Quant au soutien réitéré de Joe Biden à Israël dans sa guerre à Gaza, et ce malgré le bilan humain terrifiant côté palestinien, il est encore plus problématique pour le président. Ce dernier pourrait non seulement perdre une partie du vote jeune, mais aussi des milliers de petites mains qui s’engagent sur le terrain pour appeler les électeurs à se rendre aux urnes.

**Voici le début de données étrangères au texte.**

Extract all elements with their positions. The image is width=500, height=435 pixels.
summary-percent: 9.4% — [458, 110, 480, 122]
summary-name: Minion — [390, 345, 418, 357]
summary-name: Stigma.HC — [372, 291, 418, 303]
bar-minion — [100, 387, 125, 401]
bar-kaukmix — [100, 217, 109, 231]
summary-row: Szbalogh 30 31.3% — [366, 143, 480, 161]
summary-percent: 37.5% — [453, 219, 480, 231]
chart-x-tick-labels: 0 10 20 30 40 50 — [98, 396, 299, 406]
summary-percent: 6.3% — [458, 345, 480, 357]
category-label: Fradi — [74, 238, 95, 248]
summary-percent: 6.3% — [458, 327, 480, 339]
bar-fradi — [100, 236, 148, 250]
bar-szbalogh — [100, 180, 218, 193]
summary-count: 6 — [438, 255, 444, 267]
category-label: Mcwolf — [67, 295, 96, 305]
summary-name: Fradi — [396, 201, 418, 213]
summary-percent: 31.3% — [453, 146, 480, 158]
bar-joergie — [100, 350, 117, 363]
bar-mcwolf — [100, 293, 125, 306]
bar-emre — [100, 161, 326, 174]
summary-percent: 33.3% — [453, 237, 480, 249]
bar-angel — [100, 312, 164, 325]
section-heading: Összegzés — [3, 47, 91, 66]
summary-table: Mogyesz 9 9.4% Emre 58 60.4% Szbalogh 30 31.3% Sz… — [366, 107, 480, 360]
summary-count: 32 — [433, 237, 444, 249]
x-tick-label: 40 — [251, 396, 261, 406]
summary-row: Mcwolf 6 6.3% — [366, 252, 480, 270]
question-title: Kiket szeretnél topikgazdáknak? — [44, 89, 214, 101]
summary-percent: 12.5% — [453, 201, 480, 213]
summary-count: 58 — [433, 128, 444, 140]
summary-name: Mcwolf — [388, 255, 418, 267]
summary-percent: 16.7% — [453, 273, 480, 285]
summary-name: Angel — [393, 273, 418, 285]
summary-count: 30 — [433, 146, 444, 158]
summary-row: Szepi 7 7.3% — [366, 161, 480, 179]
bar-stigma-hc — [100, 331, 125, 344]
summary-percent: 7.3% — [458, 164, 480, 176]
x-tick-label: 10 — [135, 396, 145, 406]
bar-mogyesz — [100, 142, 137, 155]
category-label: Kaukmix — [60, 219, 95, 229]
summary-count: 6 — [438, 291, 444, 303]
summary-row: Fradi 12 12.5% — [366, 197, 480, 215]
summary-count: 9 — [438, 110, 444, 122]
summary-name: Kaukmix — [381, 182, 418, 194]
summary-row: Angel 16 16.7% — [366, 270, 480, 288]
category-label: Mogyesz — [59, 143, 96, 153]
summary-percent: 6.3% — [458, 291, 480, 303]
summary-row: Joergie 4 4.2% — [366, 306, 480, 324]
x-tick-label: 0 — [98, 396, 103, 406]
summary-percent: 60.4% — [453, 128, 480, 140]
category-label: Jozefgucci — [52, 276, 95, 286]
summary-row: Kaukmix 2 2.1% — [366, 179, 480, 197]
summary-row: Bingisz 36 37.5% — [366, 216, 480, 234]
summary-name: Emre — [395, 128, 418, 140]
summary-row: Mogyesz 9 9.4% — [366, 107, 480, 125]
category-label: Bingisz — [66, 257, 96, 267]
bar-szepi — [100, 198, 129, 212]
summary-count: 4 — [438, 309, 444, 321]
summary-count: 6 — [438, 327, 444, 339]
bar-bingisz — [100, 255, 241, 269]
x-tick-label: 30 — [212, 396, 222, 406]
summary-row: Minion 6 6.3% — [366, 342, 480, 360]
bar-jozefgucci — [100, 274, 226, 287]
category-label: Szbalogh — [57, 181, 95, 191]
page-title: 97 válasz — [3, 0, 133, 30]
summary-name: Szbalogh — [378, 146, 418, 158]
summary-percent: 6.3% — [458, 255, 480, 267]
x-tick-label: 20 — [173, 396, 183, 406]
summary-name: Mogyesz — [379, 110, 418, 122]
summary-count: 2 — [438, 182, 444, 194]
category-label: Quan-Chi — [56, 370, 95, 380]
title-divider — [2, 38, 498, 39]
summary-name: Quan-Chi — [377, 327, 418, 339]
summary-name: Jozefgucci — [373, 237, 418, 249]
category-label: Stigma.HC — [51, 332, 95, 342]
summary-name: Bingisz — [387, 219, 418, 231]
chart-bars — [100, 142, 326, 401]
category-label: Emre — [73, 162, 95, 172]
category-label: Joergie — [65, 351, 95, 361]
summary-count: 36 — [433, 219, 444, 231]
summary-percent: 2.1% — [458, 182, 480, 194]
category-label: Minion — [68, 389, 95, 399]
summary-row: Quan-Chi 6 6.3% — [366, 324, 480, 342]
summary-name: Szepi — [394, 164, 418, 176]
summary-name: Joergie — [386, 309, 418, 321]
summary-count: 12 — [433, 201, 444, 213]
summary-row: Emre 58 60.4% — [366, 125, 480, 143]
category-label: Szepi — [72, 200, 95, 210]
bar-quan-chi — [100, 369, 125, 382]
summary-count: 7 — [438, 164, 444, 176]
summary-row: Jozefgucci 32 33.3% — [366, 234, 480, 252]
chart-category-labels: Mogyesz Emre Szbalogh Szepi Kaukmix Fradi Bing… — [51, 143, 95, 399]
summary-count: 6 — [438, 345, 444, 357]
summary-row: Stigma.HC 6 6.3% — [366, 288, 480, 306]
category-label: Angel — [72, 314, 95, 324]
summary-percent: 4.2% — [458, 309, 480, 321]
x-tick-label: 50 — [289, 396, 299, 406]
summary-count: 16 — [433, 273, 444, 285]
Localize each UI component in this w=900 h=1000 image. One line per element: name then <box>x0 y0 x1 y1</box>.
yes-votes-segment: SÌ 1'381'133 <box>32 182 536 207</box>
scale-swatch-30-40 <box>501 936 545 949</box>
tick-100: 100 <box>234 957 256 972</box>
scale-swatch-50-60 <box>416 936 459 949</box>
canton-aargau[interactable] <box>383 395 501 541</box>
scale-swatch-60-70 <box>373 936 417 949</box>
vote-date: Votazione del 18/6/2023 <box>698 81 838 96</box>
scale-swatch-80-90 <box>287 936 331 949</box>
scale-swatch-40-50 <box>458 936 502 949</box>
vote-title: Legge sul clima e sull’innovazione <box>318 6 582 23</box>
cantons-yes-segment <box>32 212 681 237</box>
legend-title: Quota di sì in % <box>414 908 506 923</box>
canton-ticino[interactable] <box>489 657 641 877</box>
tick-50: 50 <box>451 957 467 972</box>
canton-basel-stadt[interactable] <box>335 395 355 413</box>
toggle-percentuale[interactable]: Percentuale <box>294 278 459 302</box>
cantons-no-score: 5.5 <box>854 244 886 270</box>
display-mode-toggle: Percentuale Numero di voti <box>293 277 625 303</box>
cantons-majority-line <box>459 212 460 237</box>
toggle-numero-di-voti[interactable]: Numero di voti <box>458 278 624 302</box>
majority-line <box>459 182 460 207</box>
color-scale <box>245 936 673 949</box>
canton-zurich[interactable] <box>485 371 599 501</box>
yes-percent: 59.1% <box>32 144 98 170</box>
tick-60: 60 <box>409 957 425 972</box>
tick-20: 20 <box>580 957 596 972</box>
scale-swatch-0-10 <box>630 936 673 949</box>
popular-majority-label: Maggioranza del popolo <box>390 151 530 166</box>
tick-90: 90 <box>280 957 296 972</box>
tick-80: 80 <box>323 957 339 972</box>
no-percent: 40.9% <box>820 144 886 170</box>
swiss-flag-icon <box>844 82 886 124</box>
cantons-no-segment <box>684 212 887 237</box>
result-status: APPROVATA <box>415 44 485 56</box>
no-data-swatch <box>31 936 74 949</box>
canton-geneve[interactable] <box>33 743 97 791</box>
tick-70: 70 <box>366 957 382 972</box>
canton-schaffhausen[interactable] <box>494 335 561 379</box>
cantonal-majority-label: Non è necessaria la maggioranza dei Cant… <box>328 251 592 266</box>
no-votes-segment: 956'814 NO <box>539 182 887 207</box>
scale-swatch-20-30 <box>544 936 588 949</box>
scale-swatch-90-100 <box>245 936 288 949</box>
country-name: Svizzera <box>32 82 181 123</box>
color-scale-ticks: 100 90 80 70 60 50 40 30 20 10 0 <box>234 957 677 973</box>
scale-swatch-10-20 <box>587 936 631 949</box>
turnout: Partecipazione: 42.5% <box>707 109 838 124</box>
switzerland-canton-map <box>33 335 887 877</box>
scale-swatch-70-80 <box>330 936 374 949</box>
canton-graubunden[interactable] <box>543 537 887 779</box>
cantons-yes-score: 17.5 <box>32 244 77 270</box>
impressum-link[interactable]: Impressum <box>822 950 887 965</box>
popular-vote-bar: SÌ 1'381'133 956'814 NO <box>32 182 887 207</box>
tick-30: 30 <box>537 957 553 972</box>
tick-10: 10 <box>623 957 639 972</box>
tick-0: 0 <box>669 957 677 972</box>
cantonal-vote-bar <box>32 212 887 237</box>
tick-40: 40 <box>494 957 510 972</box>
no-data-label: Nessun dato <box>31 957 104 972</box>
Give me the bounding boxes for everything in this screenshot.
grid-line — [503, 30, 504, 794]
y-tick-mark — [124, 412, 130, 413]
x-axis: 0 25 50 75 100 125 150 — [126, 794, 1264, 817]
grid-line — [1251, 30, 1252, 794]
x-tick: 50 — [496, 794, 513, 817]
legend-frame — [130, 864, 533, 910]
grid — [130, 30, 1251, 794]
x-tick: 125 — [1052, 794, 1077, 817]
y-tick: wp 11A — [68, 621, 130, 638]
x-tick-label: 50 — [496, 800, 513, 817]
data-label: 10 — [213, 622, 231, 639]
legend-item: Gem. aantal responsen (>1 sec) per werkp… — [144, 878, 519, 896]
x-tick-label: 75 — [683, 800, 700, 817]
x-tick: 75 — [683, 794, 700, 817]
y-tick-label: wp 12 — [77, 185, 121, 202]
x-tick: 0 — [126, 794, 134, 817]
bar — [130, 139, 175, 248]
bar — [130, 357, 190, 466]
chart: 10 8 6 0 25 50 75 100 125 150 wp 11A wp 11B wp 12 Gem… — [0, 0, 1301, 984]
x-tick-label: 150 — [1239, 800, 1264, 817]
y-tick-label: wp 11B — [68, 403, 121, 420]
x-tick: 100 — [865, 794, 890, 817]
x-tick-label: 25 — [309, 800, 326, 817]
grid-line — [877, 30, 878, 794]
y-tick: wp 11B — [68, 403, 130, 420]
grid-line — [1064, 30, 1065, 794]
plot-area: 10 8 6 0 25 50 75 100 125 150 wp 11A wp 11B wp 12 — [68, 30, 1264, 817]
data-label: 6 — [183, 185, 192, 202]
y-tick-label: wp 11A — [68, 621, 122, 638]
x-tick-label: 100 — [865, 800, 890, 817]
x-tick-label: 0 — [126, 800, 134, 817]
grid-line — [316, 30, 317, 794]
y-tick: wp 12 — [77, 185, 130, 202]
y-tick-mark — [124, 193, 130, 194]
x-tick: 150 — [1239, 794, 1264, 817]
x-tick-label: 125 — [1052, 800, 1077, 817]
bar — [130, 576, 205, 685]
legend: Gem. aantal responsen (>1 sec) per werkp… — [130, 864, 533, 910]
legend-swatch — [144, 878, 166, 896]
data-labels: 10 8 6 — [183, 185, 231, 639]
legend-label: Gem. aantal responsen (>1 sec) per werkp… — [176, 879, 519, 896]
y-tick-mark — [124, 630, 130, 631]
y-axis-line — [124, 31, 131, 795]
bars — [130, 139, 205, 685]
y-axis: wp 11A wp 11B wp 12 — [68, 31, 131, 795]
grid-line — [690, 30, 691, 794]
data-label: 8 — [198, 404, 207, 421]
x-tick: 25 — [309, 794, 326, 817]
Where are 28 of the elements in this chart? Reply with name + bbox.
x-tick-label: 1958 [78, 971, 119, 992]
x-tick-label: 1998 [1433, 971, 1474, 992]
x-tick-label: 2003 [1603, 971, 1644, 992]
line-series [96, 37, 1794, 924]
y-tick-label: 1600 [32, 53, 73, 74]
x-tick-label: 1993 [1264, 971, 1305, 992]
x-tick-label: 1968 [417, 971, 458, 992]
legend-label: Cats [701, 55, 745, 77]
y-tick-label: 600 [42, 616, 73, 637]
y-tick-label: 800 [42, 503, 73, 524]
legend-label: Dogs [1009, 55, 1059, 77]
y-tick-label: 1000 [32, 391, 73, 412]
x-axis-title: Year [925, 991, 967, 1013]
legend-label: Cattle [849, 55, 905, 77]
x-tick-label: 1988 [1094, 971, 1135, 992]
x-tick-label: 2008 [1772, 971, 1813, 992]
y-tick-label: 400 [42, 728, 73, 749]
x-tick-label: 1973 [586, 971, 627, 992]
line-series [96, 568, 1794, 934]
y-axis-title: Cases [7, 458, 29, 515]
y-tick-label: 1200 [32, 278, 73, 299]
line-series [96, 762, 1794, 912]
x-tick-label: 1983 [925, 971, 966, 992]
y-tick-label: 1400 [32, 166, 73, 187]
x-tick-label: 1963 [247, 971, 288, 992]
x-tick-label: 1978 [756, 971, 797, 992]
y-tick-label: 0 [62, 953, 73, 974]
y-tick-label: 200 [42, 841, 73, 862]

Débats : les rendez-vous sont pris
Le 27 juin sur CNN, le 10 septembre sur ABC : Joe Biden et Donald Trump ont accepté de débattre à deux occasions avant l’élection présidentielle du 5 novembre. Cette fois, ce sont les chaînes qui organisent et non la commission indépendante qui s’en occupait depuis 30 ans. Les petits candidats, comme Robert Kennedy Junior, pourront se qualifier seulement s’ils réunissent 15 % d’intentions de vote dans quatre sondages nationaux différents.
Le point sur les sondages
La course reste extrêmement serrée, malgré plusieurs études d’opinion ces derniers jours notant une légère remontée de Joe Biden. Au niveau national, Donald Trump est en tête de 0,8 points, selon la moyenne des sondages calculées par Real Clear. Dans les États-clés, Donald Trump reste encore en tête, mais l’écart est si faible qu’il se situe dans la marge d’erreur en Pennsylvanie (+ 2,3 points, le dernier sondage s’arrêtant au 13 mai), dans le Michigan (+ 0,3 points) et dans le Wisconsin (+ 0,1 points), les trois États dont Joe Biden aura besoin pour être réélu.
“Reich unifié” : le scandale déjà passé aux oubliettes
Le 20 mai, une vidéo publiée sur le compte Truth Social de Donald Trump faisait apparaitre à trois reprises, sur de fausses manchettes de journal annonçant ce qui attend les Américains en cas de réélection du républicain, l’expression “Reich unifié”.
La vidéo a été supprimée le lendemain, l’équipe de campagne de Donald Trump affirmant qu’un membre du personnel du candidat qui était à l’origine du post pendant que son patron était en salle d’audience.
Comme souvent avec Donald Trump, le scandale a été de courte durée. Comme si un clip relayé par un candidat à la présidentielle s’inspirant ouvertement de l’Allemagne nazie n’avait plus rien d’étonnant dans l’Amérique de 2024.